The Bitterness of Meryl Streep

Last night Meryl Streep won her third Oscar.  Most people would say, "three Oscars, that's pretty good!"  And so it is.  So why did she say, we would not see her up there on the receiving platform again?  It was a little reminiscent of Richard Nixon saying to the press after his California gubernatorial loss, that we would not have Dick Nixon to kick around any more.  So what's the problem?

Whether we are happy with our numbers -- be in in dollars earned or our standing in the polls or whatever is viewed by numerical measurement -- all depends on our expectations.  If we are working for, say, $20 an hour, and we expect a 20% raise, and it comes in at 10%, we are disappointed.  Likewise, we are thrilled to get that 10% raise if we were expecting nothing.  The objective 10% does not affect happiness; how it lands against an expected return does.  Managing these expectations is a chore we all have to do or we get swamped by emotional disappointment.  Certainly actors going to auditions have to temper their hopes; unpublished writers fend off despair by reminding themselves how difficult the stats are for getting published.  We all know that the trick to sanity is to not take these numbers, these results, personally.

But it is hard, especially when one's nose is rubbed in it.  Before this Oscar season, Meryl Streep had been nominated 16 times -- an amazing accolade, that -- but won just twice.  Two out of 16:  that's 12.5%.  That's low.  If random chance were operative, in each pool of five nominees, the result should have been 20%.  Rounded, she should have won 3 times -- if each award was indeed the result of a random selection process: assuming each candidate was as good as the next.  But the awards are supposedly not random, they reflect appreciation by the voters and quality in the recipient.  She has been told mathematically, in effect, that while of course she deserves accolades -- she was nominated, after all -- she's really is not quite on the level with her peers.  Oh, one might want to dismiss this as a ridiculous analysis, but when you go to the ceremony year in and year out and see -- feel -- these results, it is hard to remain, shall we say, philosophical.

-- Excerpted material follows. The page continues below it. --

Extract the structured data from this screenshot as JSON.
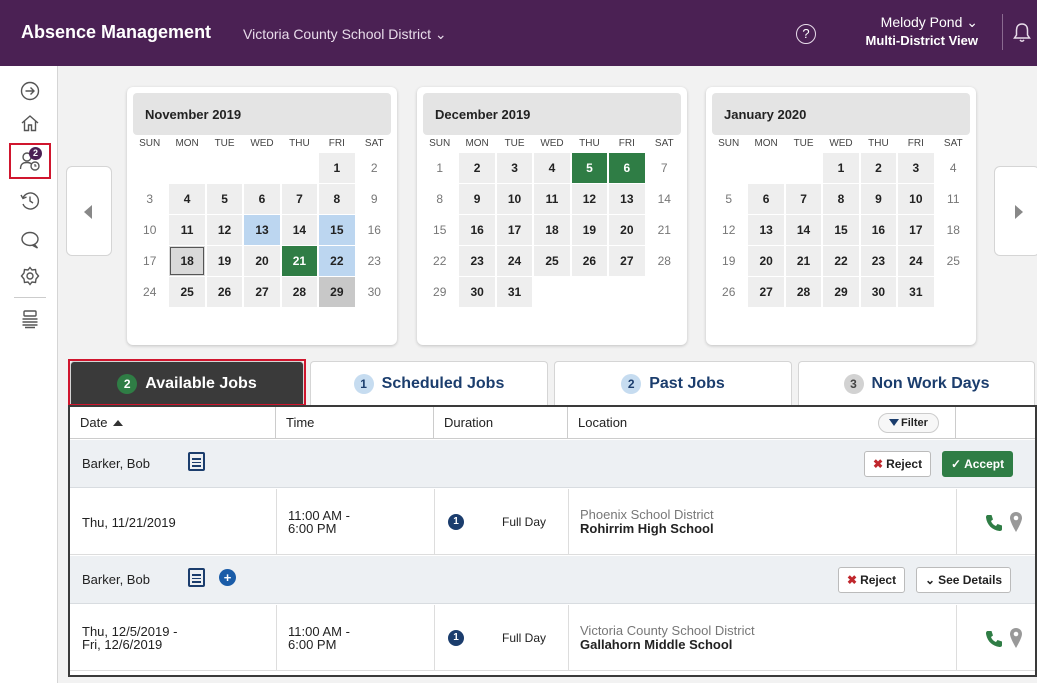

Now with 3 wins from 17 nominations, Meryl Streep has won 17.6%.  It's not 12.5%, but while it is not 20% either, it is in respectable hailing distance.   The Oscar for Best Actress must have been very welcome, statistically bringing her up to a rounded par.  But it was late in coming, and the pain from missed expectations can be hard to bear, even when we know oh so better and have girded ourselves to accept rejection.  I do not doubt there is some bitterness in her cup, but this win, this validation, should do much to sweeten it.